Some of our students are expressing concern over properly handling their teacher recommendations on the Common App. As one of our students expressed, “The thing I'm most concerned about are my letters of recommendation. Common App has a section of the application process called FERPA and I believe every college on the Common App requires it. It requests that I give my counselor information so that they can "complete the School Report and other forms" for me. Then it asks for teacher information for their recommendation.
I have several questions about this. If every college I'm applying to requires this action, do I need to do it once and it applies to all the colleges? Or do I have to do it for every school separately? Also, I'm applying to many film schools which require another letter of recommendation for the additional portfolio. How do you think I should approach teachers so that I'm not constantly emailing them about writing multiple essays?
This is overwhelming for me...”
We’re so glad that our clients are reaching out for assistance, and we’d like to offer the following ideas to get our students going on this with confidence.
First, there are several steps in assigning your recommenders. Basically, you add them to a list of recommenders on the Common App, then you assign them to the specific schools for which you want them to recommend.
This article on the Common App outlines the process nicely.
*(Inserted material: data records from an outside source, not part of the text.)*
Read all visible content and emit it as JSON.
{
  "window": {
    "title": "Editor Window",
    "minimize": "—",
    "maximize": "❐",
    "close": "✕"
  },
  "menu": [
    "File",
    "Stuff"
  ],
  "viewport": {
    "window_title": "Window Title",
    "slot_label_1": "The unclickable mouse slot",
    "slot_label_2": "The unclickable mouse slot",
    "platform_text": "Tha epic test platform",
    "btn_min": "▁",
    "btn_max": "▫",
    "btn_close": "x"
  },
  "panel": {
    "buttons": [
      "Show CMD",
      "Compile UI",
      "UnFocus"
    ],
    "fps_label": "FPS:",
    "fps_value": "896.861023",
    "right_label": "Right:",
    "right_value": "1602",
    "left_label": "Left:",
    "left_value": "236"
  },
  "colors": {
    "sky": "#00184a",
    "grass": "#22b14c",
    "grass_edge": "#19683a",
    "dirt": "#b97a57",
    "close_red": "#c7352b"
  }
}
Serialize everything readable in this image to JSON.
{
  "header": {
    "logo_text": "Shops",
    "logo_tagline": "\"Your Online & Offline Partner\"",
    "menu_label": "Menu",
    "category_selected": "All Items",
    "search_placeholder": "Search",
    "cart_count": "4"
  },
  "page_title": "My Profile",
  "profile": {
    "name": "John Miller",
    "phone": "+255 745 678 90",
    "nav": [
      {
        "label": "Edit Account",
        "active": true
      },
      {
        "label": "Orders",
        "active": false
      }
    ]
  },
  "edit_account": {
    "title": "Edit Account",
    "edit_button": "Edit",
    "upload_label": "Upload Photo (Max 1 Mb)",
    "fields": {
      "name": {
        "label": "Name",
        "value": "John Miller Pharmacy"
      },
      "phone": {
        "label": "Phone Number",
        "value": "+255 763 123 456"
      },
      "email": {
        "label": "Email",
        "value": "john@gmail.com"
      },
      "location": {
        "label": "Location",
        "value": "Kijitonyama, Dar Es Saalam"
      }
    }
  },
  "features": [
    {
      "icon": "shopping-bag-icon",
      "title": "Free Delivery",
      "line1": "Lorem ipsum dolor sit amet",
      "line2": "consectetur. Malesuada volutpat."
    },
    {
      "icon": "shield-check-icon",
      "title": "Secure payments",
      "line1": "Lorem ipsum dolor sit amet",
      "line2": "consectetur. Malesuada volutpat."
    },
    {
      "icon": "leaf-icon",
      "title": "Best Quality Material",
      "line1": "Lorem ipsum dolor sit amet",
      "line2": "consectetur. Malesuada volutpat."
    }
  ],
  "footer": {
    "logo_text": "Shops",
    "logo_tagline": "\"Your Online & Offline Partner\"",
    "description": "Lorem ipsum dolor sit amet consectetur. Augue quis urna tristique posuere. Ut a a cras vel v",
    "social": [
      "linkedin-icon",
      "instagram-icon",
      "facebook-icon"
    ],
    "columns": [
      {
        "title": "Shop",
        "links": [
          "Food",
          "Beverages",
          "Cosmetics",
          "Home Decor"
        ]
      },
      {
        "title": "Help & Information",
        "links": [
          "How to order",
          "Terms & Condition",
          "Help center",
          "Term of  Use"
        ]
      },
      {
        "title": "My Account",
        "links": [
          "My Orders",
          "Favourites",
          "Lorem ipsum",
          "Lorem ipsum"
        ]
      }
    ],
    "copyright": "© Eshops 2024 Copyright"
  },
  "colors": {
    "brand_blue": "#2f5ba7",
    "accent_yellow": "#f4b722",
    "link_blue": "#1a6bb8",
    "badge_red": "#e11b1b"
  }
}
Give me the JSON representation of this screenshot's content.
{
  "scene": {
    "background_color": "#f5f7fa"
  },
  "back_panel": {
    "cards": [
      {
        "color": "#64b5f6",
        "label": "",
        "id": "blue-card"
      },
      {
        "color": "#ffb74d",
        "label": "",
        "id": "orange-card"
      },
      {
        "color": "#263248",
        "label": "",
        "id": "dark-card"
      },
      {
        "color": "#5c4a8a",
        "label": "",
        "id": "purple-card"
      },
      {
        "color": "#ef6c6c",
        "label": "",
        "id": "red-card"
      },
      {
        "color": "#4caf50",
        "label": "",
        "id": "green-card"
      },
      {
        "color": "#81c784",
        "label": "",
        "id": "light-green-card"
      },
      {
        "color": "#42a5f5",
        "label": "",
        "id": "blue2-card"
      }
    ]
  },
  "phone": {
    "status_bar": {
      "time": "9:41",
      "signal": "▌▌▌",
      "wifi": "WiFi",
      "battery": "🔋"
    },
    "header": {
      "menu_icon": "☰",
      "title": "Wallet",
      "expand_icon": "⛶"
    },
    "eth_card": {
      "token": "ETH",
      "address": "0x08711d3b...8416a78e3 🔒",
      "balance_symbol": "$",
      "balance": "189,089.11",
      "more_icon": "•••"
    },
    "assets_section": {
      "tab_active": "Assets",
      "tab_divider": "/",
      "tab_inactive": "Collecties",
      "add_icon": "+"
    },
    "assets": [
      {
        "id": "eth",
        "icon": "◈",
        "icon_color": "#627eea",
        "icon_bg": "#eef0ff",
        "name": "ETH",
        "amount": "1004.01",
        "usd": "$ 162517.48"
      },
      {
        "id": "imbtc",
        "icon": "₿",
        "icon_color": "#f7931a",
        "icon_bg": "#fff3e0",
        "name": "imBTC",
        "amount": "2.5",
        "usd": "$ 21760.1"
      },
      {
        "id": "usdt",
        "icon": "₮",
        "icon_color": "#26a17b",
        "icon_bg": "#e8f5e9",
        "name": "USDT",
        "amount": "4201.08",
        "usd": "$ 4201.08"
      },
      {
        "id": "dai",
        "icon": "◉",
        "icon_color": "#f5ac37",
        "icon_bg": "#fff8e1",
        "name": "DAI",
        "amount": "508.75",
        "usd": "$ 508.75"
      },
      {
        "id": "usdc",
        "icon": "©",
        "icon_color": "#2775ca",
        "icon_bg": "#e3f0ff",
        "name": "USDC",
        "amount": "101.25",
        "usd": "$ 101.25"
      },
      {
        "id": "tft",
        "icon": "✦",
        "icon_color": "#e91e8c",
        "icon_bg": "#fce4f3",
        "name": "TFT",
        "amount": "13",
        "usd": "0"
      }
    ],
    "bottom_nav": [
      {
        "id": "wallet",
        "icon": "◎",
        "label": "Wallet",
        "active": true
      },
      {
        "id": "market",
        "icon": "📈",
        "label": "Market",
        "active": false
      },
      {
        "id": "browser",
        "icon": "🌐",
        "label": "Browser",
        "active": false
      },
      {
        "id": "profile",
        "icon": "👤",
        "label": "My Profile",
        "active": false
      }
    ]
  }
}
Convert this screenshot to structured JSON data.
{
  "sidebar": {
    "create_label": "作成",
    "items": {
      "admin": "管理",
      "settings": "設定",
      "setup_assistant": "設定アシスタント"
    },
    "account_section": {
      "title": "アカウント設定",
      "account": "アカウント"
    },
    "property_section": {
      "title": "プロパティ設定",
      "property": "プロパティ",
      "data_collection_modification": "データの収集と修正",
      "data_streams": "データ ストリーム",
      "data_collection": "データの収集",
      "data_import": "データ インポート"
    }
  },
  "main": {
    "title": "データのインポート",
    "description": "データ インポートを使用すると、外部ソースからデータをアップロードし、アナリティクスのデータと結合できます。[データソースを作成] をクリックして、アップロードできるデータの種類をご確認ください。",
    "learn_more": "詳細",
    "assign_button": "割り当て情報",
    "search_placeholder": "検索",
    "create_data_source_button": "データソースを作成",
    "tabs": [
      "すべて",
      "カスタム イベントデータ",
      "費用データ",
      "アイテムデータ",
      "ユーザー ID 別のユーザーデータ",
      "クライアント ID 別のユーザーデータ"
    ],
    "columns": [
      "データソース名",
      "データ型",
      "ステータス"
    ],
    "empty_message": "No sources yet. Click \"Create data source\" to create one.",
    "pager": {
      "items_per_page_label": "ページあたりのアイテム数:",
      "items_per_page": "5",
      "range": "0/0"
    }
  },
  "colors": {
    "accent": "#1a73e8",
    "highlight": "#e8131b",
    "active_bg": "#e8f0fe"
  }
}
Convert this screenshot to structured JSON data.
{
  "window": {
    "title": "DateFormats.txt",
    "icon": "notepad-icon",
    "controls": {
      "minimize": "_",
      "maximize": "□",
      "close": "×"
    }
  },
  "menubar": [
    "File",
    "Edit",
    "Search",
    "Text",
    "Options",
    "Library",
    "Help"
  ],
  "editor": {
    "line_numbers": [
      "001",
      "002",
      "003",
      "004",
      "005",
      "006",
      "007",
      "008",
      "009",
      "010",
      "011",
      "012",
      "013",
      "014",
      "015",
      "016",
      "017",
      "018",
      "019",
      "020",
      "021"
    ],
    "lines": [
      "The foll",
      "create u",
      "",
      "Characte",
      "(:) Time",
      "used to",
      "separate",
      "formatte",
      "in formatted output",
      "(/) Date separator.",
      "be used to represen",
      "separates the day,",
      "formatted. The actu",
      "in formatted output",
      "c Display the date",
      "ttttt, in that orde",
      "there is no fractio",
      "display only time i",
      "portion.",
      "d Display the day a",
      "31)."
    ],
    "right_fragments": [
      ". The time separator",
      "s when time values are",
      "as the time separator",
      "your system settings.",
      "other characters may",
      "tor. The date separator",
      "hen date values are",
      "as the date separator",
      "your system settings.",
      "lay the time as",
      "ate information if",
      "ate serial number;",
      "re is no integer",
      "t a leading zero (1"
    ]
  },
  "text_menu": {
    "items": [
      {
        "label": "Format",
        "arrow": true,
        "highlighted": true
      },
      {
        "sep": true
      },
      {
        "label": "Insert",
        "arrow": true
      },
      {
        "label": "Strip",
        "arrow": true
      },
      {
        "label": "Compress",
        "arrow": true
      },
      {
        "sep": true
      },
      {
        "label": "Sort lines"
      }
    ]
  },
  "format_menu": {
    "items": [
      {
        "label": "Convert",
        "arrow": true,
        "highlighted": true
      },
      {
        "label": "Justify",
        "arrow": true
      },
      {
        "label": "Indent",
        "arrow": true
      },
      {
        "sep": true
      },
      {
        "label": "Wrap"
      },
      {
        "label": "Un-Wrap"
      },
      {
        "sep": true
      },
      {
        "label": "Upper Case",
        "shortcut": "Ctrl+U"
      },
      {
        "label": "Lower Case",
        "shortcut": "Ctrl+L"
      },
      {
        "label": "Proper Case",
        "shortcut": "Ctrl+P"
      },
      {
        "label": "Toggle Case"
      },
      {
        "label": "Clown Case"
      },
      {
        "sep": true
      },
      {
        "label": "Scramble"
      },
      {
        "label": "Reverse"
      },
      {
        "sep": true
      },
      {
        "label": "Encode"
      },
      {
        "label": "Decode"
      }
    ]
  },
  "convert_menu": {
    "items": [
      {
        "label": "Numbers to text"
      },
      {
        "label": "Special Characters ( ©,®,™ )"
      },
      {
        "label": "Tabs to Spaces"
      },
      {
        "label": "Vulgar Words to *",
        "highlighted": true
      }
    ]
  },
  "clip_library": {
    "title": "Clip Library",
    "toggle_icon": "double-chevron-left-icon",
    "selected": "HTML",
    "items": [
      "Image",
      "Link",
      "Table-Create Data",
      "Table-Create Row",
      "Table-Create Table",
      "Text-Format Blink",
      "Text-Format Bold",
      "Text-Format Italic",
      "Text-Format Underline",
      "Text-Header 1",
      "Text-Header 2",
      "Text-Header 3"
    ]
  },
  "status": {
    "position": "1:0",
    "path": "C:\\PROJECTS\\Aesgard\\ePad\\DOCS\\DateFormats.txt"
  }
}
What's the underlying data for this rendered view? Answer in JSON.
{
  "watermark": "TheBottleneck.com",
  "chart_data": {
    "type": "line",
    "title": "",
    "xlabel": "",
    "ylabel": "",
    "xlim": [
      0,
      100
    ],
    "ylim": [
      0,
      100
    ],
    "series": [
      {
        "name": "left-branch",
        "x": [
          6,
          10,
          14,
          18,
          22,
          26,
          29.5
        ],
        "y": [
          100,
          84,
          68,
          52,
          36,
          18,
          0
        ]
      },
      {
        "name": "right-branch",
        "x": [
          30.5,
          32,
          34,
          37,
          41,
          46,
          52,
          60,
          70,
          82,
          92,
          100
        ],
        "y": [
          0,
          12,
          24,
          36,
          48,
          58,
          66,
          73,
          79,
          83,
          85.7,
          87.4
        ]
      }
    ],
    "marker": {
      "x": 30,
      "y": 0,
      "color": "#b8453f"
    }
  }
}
In terms of asking for an additional recommendation for film schools, I can tell you that as a former high school teacher, I always understood that this is part of my job and my responsibilities. Good teachers who know you (these are the ones you want to approach) will be happy to write for you. My suggestions are to: 1) ask them early in the process so that they have plenty of time; 2) provide them with some reminders of what they might be able to talk about in the letter (projects you worked on, etc.); and 3) if possible, ask them in person and then follow up with an email/instructions.
Unfortunately, some teachers are not as responsible and timely as we hope. It is appropriate for you to check that your recommendation has been submitted to the school; Do this about 10 days before the recommendation is due.
It’s understandable that approaching teachers can be intimidating for some students. It’s important to remember that teachers and counselors understand this requirement for college admissions, and most of us are happy to help.